To a family stricken with illness or grief

Or a family poor, needling relief.

And my daddy smelled sweet at the end of the day

When he’d shave and clean up in the sink.

He would make all the sadness of life go away

With a smile, a touch and a wink!!

I remember the feel of the hot cement

On my tender, bare feet

And the feel of the sharp and jagged rocks

On the newly graveled street.

The sun shining down on a new-mown lawn

And the birds singing in the trees.

I was free and young and full of life

As only a child can be!

Dear God, had I only known back then

Just how precious those people were

That You sent my way, in my childhood days

In the time of my budding years.

I can’t bring it back — can’t thank them now

For many are now gone away —

Either far, far away or gone to the grave

Where none can hear what I say.

Such a careless child I was back then

Unworthy of gifts You had given.

I scattered them all like the autumn leaves —

For this, is my thoughtless heart riven.

I ask Thee, my God, Thy grace to bestow

On those I did so long ago know,

And to bless the little town that sets on the hill

And to call the dear souls that I treasure still

That they honor and love You and do Thy will —

To see You and find You — their hearts to fill.

Thomas, while sending in Colleen’s poem, also tells of her family.

Her parents were the late Jim and Marjorie Donahue, of Hannaford.

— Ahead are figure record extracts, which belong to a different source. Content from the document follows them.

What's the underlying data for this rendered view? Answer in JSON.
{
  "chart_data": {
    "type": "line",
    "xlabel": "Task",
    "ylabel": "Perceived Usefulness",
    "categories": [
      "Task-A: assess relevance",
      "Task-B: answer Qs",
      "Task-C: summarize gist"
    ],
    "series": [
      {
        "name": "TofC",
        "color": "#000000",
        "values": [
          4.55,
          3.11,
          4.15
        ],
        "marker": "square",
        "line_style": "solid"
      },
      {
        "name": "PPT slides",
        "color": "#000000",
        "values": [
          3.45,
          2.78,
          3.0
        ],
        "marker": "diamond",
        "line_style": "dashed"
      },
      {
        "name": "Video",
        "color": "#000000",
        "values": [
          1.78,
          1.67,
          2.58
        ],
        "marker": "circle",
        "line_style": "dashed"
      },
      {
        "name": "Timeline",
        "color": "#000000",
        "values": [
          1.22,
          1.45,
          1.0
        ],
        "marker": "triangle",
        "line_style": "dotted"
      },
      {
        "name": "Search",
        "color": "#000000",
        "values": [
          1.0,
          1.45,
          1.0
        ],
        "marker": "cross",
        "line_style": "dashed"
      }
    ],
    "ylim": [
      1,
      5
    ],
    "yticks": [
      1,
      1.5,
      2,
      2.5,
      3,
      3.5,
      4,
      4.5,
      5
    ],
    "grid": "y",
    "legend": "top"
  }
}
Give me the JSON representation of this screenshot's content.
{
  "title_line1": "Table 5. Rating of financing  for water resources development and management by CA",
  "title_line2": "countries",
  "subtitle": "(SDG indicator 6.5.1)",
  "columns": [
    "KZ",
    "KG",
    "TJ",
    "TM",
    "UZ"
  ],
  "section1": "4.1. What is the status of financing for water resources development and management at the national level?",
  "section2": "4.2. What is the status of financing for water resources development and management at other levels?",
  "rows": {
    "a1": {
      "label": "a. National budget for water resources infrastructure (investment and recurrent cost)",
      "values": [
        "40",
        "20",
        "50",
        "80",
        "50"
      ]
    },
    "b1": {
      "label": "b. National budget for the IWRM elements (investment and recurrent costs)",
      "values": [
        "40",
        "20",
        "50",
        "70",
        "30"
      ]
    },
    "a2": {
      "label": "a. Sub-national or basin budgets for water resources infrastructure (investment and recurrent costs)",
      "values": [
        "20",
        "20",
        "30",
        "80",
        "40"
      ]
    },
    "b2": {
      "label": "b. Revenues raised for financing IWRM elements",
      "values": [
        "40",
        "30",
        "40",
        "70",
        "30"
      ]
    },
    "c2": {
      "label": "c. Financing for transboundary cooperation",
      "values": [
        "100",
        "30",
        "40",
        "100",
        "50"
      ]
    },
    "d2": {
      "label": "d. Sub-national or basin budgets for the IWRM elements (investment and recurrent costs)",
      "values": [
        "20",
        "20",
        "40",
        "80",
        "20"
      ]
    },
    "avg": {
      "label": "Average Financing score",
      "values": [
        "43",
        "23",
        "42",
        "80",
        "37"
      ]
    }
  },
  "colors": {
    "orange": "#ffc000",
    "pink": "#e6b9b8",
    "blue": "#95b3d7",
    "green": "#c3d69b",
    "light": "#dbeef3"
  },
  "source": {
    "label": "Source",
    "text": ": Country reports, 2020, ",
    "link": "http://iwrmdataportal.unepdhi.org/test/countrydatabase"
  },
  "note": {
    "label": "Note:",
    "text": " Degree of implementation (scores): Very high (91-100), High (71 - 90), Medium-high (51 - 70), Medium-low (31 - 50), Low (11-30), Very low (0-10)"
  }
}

Her maternal grandparents were Albert and Louise Johnson, also of Hannaford.

The Ginger mentioned in her poem is her lifelong friend who was born the day after Colleen in December 1948. Ginger’s parents were the late Al and Bernice Aalgaard, Hannaford.

Thomas says Colleen lived in Hannaford from birth until after she graduated from high school.

So there you have memories of and a salute to Hannaford, to which Neighbors sends a salute too, as well as to all those old hometowns out there.